Roles of phospholipase Cβ and NMDA receptor in activity-dependent endocannabinoid release

摘要

Endocannabinoids are released from postsynaptic neurons, activate presynaptic cannabinoid receptors and cause various forms of short-term and long-term synaptic plasticity throughout the brain. Using hippocampal and cerebellar neurons, we have revealed that endocannabinoid release can be induced through two different pathways. One is independent of phospholipase Cβ (PLCβ) and driven by Ca²⁺ elevation alone (Ca²⁺-driven endocannabinoid release, CaER), and the other is PLCβ-dependent and driven by activation of Gq/11-coupled receptors (receptor-driven endocannabinoid release, RER). CaER is induced by activation of either voltage-gated Ca²⁺ channels or NMDA receptors. RER is functional even at resting Ca²⁺ levels (basal RER), but markedly enhanced by a small Ca²⁺ elevation (Ca²⁺-assisted RER).
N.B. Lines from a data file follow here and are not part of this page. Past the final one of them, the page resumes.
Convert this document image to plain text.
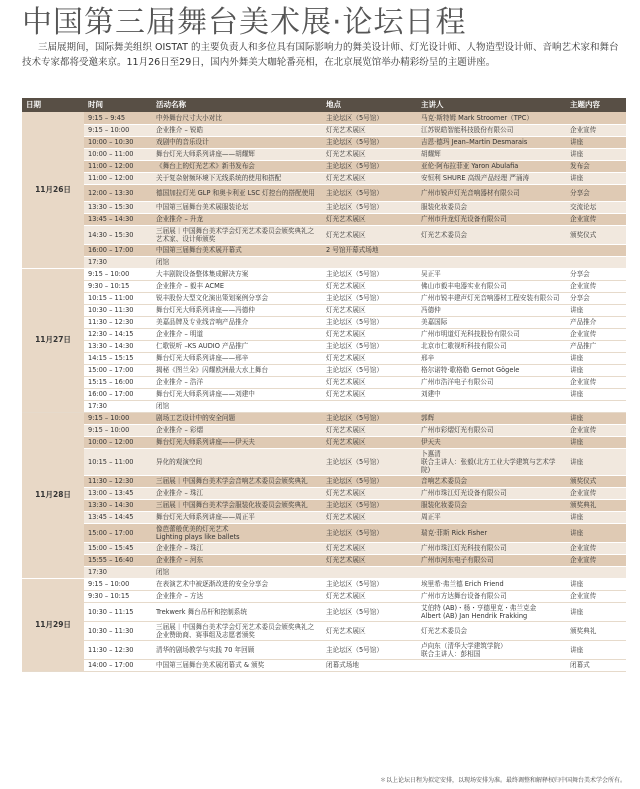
中国第三届舞台美术展·论坛日程
三届展期间，国际舞美组织 OISTAT 的主要负责人和多位具有国际影响力的舞美设计师、灯光设计师、人物造型设计师、音响艺术家和舞台技术专家都将受邀来京。11月26日至29日，国内外舞美大咖轮番亮相，在北京展览馆举办精彩纷呈的主题讲座。
日期	时间	活动名称	地点	主讲人	主题内容
11月26日	9:15 – 9:45	中外舞台尺寸大小对比	主论坛区（5号馆）	马克·斯特姆 Mark Stroomer（TPC）	
	9:15 – 10:00	企业推介 – 锐皓	灯光艺术展区	江苏锐皓智能科技股份有限公司	企业宣传
	10:00 – 10:30	戏剧中的音乐设计	主论坛区（5号馆）	吉恩·德玛 Jean–Martin Desmarais	讲座
	10:00 – 11:00	舞台灯光大师系列讲座——胡耀辉	灯光艺术展区	胡耀辉	讲座
	11:00 – 12:00	《舞台上的灯光艺术》新书发布会	主论坛区（5号馆）	亚伦·阿布拉菲亚 Yaron Abulafia	发布会
	11:00 – 12:00	关于复杂射频环境下无线系统的使用和搭配	灯光艺术展区	安恒利 SHURE 高级产品经理 严涌涛	讲座
	12:00 – 13:30	德国加拉灯光 GLP 和奥卡利亚 LSC 灯控台的搭配使用	主论坛区（5号馆）	广州市锐声灯光音响器材有限公司	分享会
	13:30 – 15:30	中国第三届舞台美术展服装论坛	主论坛区（5号馆）	服装化妆委员会	交流论坛
	13:45 – 14:30	企业推介 – 升龙	灯光艺术展区	广州市升龙灯光设备有限公司	企业宣传
	14:30 – 15:30	三届展｜中国舞台美术学会灯光艺术委员会颁奖典礼之艺术家、设计师颁奖	灯光艺术展区	灯光艺术委员会	颁奖仪式
	16:00 – 17:00	中国第三届舞台美术展开幕式	2 号馆开幕式场地		
	17:30	闭馆			
11月27日	9:15 – 10:00	大丰剧院设备整体集成解决方案	主论坛区（5号馆）	吴正平	分享会
	9:30 – 10:15	企业推介 – 毅丰 ACME	灯光艺术展区	佛山市毅丰电器实业有限公司	企业宣传
	10:15 – 11:00	锐丰股份大型文化演出策划案例分享会	主论坛区（5号馆）	广州市锐丰建声灯光音响器材工程安装有限公司	分享会
	10:30 – 11:30	舞台灯光大师系列讲座——冯德仲	灯光艺术展区	冯德仲	讲座
	11:30 – 12:30	美嘉品牌及专业线音响产品推介	主论坛区（5号馆）	美嘉国际	产品推介
	12:30 – 14:15	企业推介 – 明道	灯光艺术展区	广州市明道灯光科技股份有限公司	企业宣传
	13:30 – 14:30	仁歌锐听 –KS AUDIO 产品推广	主论坛区（5号馆）	北京市仁歌视听科技有限公司	产品推广
	14:15 – 15:15	舞台灯光大师系列讲座——邢辛	灯光艺术展区	邢辛	讲座
	15:00 – 17:00	揭秘《图兰朵》闪耀欧洲最大水上舞台	主论坛区（5号馆）	格尔诺特·歌格勒 Gernot Gögele	讲座
	15:15 – 16:00	企业推介 – 浩洋	灯光艺术展区	广州市浩洋电子有限公司	企业宣传
	16:00 – 17:00	舞台灯光大师系列讲座——刘建中	灯光艺术展区	刘建中	讲座
	17:30	闭馆			
11月28日	9:15 – 10:00	剧场工艺设计中的安全问题	主论坛区（5号馆）	郭辉	讲座
	9:15 – 10:00	企业推介 – 彩熠	灯光艺术展区	广州市彩熠灯光有限公司	企业宣传
	10:00 – 12:00	舞台灯光大师系列讲座——伊天夫	灯光艺术展区	伊天夫	讲座
	10:15 – 11:00	异化的观演空间	主论坛区（5号馆）	卜惠清
联合主讲人：张毅(北方工业大学建筑与艺术学院)	讲座
	11:30 – 12:30	三届展｜中国舞台美术学会音响艺术委员会颁奖典礼	主论坛区（5号馆）	音响艺术委员会	颁奖仪式
	13:00 – 13:45	企业推介 – 珠江	灯光艺术展区	广州市珠江灯光设备有限公司	企业宣传
	13:30 – 14:30	三届展｜中国舞台美术学会服装化妆委员会颁奖典礼	主论坛区（5号馆）	服装化妆委员会	颁奖典礼
	13:45 – 14:45	舞台灯光大师系列讲座——周正平	灯光艺术展区	周正平	讲座
	15:00 – 17:00	像芭蕾般优美的灯光艺术
Lighting plays like ballets	主论坛区（5号馆）	瑞克·菲斯 Rick Fisher	讲座
	15:00 – 15:45	企业推介 – 珠江	灯光艺术展区	广州市珠江灯光科技有限公司	企业宣传
	15:55 – 16:40	企业推介 – 河东	灯光艺术展区	广州市河东电子有限公司	企业宣传
	17:30	闭馆			
11月29日	9:15 – 10:00	在表演艺术中被逐渐改进的安全分享会	主论坛区（5号馆）	埃里希·弗兰德 Erich Friend	讲座
	9:30 – 10:15	企业推介 – 方达	灯光艺术展区	广州市方达舞台设备有限公司	企业宣传
	10:30 – 11:15	Trekwerk 舞台吊杆和控制系统	主论坛区（5号馆）	艾伯特 (AB)・杨・亨德里克・弗兰克金
Albert (AB) Jan Hendrik Frakking	讲座
	10:30 – 11:30	三届展｜中国舞台美术学会灯光艺术委员会颁奖典礼之企业赞助商、赛事组及志愿者颁奖	灯光艺术展区	灯光艺术委员会	颁奖典礼
	11:30 – 12:30	清华的剧场教学与实践 70 年回顾	主论坛区（5号馆）	卢向东（清华大学建筑学院）
联合主讲人：彭相国	讲座
	14:00 – 17:00	中国第三届舞台美术展闭幕式 & 颁奖	闭幕式场地		闭幕式
＊以上论坛日程为拟定安排，以现场安排为准。最终调整和解释权归中国舞台美术学会所有。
In Ca²⁺-assisted RER, PLCβ serves as a coincidence detector of receptor activation and Ca²⁺ elevation. We have also demonstrated that Ca²⁺-assisted RER is essential for the endocannabinoid release triggered by synaptic activity. Our anatomical data show that a set of receptors and enzymes required for RER are well organized so that the excitatory input can trigger RER effectively. Certain forms of spike-timing-dependent plasticity (STDP) are reported to depend on endocannabinoid signalling. The NMDA receptor and PLCβ might play key roles in the endocannabinoid-dependent forms of STDP as coincidence detectors with different timing dependences.